Bank of Montreal, as administrative agent for the syndicate of lenders, appealed to the Ontario Court of Appeal for a declaration that as a matter of law rescission is not available where there are innocent third parties.

Briefly stated, the Ontario Court of Appeal held:

[5] Prejudice to the rights of third parties may be, but is not always, a bar to rescission. This is particularly true in the case of fraudulent misrepresentation and in cases where it is possible to provide restitution in other ways.

If you are a lender such as Bank of Montreal in this case, or a subcontractor that has relied on the existence of a labour and material payment bond, this case is cause for concern. But as between the obligee of the bond (in this case the hospital alleged to have taken part in fraudulent misrepresentations and collusion) and Zurich Insurance, it would appear that the angels would be on the side of Zurich Insurance. At this point, all the Ontario Court of Appeal has decided is that they would not rule out the possibility that Zurich Insurance would be successful not only as against the hospital but possibly also as against innocent third parties.

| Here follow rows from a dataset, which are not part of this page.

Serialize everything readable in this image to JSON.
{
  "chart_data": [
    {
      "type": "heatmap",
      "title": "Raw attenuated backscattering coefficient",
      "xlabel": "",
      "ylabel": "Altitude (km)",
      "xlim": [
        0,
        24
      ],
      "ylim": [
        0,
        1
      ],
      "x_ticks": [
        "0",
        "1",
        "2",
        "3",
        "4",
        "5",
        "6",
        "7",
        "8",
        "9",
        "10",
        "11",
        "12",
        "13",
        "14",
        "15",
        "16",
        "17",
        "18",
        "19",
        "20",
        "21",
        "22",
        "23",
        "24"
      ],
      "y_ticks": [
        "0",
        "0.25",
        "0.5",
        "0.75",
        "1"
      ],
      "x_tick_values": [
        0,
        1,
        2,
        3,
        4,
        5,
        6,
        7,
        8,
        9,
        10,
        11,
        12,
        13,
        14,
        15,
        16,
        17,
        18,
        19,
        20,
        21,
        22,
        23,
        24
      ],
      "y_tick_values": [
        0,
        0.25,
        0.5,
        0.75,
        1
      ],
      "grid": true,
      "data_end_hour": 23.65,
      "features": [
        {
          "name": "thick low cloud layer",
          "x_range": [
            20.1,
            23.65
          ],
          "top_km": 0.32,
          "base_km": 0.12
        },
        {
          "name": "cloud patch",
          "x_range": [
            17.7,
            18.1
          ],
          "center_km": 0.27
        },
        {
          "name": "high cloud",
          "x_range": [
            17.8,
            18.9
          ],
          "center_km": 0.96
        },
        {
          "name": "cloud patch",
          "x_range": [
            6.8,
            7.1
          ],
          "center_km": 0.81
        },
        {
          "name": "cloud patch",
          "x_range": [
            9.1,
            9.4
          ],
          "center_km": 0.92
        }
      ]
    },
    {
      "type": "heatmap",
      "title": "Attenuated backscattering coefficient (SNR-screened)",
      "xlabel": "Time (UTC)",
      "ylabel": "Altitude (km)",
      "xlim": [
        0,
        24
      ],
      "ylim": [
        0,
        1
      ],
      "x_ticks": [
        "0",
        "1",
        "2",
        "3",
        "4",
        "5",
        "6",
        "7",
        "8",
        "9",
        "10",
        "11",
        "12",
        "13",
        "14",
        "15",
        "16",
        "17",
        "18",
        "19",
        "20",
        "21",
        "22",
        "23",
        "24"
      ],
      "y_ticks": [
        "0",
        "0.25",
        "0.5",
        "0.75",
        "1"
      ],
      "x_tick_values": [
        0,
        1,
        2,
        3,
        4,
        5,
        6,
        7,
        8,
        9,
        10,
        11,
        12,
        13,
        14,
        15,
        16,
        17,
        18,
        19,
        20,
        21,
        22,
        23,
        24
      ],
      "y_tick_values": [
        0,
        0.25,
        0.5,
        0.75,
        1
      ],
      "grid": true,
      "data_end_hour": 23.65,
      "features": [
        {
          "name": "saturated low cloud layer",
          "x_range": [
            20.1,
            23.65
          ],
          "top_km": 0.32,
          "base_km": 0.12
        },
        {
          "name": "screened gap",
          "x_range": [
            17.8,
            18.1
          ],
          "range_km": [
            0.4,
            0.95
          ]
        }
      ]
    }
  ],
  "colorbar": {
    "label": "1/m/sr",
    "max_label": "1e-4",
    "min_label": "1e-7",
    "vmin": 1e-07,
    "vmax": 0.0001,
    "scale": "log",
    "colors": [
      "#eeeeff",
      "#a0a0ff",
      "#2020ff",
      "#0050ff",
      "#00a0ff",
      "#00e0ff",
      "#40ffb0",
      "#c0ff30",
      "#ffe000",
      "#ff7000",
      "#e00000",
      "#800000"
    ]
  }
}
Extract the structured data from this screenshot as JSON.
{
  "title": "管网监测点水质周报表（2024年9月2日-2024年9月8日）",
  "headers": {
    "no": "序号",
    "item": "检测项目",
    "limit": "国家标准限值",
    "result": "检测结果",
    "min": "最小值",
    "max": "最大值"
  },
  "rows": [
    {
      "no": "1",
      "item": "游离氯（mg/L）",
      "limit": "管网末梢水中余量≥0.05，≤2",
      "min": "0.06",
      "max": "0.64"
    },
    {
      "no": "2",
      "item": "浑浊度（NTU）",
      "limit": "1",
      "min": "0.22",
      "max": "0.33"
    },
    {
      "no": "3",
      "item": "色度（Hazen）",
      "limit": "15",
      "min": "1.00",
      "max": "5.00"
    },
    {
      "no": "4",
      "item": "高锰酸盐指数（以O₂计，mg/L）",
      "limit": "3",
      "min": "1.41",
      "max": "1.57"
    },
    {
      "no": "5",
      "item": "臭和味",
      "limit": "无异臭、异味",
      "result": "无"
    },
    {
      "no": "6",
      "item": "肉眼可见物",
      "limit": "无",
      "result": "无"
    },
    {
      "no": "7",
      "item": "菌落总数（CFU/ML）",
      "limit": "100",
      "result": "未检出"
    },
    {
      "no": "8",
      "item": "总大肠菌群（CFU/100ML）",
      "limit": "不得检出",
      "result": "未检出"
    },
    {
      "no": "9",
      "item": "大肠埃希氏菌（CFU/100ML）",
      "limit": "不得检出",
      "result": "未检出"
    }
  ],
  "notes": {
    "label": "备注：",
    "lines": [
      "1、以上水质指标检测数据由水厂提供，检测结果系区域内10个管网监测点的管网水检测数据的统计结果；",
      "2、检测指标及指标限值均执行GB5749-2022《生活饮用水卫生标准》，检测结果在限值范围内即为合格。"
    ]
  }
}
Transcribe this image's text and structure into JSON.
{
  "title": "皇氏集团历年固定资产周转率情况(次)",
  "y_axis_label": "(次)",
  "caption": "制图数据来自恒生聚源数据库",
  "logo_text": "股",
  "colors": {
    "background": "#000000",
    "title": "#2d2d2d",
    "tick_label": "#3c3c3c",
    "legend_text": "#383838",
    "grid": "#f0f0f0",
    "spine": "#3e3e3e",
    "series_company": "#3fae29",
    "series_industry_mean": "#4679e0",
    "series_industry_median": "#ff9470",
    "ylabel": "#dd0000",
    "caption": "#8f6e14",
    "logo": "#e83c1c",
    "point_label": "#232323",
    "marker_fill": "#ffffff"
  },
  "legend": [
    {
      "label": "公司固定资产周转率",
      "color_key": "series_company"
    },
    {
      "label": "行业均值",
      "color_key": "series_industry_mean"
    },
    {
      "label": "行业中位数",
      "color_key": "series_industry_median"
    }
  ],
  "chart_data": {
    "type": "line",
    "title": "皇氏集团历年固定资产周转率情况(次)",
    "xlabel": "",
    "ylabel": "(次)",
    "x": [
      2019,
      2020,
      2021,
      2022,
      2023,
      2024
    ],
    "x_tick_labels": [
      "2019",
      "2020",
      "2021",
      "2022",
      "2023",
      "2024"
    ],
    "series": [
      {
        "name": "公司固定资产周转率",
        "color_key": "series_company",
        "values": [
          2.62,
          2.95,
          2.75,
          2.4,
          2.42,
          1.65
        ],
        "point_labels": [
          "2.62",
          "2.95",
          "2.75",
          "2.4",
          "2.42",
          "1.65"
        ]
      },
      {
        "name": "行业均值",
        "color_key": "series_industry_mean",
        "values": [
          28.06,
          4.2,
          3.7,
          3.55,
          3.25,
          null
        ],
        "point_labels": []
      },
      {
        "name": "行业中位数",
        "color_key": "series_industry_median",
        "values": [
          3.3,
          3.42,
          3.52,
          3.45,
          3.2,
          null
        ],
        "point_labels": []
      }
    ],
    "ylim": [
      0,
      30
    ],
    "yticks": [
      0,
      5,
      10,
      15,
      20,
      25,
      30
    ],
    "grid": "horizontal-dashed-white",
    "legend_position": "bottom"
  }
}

Think about this – in the context of insurance on a residential or commercial mortgage loan, the long standing practice is that a lender will require a standard mortgage clause for the insurance policy on a loan secured by the property. The standard mortgage clause basically says that if there is a misrepresentation made by the applicant insured on the insurance application, the insurance company would be liable to pay out to the mortgagee regardless. This Zurich Insurance case raises the question of whether we also need to start getting a standard clause in the bonding context, with the surety for a performance bond (or a dual obligee or multiple obligee rider, suitably drafted similar to the standard mortgage clause).

It will be interesting to follow this case as it works its way through the Courts.